A candidata do PAN - Pessoas-Animais-Natureza é a entrevistada de hoje do Vozes ao Minuto, onde revela de que forma pretende marcar a diferença no executivo municipal de Lisboa.

"É difícil chegar à presidência, mas vamos atirar-nos à vereação"
Notícias ao Minuto

25/07/17 por Andrea Pinto

Política Inês Sousa Real

Poderá ser para muitos uma cara pouco conhecida, mas a candidata do PAN à Câmara Municipal de Lisboa, já está há muito ligada às causas dos animais. Provedora dos animais até abril deste ano, Inês Sousa Real foi convidada a encabeçar a lista do Partido das Pessoas-Animais-Natureza e tentar fazer chegar à vereação um elemento que permita defender os princípios pelos quais se regem os defensores destas causas.

Esta é uma candidatura que, assume com humildade, dificilmente a levará à presidência, mas que com ambição a poderá fazer chegar a um lugar de vereação. O facto de não ser tão conhecida quanto os seus adversários não a assusta, até porque, considera, as pessoas estão “insatisfeitas com a forma tradicionalista de se fazer política”.

Como surgiu a oportunidade de se candidatar à Câmara Municipal de Lisboa ?

Foi um desafio que me foi lançado pelo PAN de Lisboa. Como é do conhecimento público eu já tinha cessado funções no início do ano enquanto Provedora dos Animais. E antes de exercer funções como provedora já era militante do PAN e, no fundo, foi uma forma de dar continuidade ao percurso e às causas não só do partido como as que já vinha defendendo.

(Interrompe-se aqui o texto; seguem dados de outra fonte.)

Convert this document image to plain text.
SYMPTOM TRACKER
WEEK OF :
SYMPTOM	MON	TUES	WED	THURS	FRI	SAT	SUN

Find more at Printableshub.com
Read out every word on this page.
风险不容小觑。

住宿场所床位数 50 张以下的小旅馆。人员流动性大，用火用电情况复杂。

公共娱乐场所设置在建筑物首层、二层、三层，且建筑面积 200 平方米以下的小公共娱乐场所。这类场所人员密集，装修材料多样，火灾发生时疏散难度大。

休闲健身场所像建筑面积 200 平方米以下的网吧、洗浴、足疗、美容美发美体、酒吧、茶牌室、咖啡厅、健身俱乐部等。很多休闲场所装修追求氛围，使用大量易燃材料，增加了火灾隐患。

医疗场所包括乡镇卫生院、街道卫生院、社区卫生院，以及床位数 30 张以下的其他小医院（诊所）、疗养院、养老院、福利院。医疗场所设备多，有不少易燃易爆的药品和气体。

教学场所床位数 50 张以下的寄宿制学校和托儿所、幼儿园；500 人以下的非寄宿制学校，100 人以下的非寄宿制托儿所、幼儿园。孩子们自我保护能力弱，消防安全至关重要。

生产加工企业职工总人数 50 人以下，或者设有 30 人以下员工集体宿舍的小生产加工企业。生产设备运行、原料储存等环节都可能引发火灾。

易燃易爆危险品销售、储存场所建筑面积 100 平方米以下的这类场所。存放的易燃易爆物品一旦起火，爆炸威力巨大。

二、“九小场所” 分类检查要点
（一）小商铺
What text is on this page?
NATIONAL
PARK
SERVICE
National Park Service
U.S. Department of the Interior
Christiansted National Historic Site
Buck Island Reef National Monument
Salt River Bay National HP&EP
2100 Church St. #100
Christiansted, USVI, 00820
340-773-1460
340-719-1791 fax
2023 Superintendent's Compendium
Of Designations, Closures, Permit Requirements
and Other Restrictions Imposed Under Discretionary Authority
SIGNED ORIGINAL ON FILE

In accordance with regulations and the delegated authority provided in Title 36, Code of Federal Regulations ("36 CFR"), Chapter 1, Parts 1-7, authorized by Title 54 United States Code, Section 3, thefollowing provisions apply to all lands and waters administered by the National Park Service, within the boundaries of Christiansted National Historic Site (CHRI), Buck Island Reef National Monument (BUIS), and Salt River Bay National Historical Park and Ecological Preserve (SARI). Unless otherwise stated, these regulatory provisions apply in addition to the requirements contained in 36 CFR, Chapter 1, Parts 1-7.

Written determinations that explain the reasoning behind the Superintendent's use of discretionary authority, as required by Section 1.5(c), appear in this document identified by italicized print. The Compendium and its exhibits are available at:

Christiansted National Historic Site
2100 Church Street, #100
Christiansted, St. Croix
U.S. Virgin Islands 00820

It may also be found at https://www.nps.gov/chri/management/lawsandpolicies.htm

Foi nesse seguimento que surgiu este convite e que acabei por aceitar como uma forma de dar continuidade a um projeto e a valores com os quais me identifico.

Acima de tudo, queremos uma cidade para as pessoas. Mas não podemos ter um executivo de costas voltadas às restantes temáticas, como os animais ou o ambienteComo disse, foi provedora e é, portanto, uma assumida defensora dos direitos dos animais. Posto isso, quem vai estar na linha da frente das suas prioridades: as pessoas ou os animais?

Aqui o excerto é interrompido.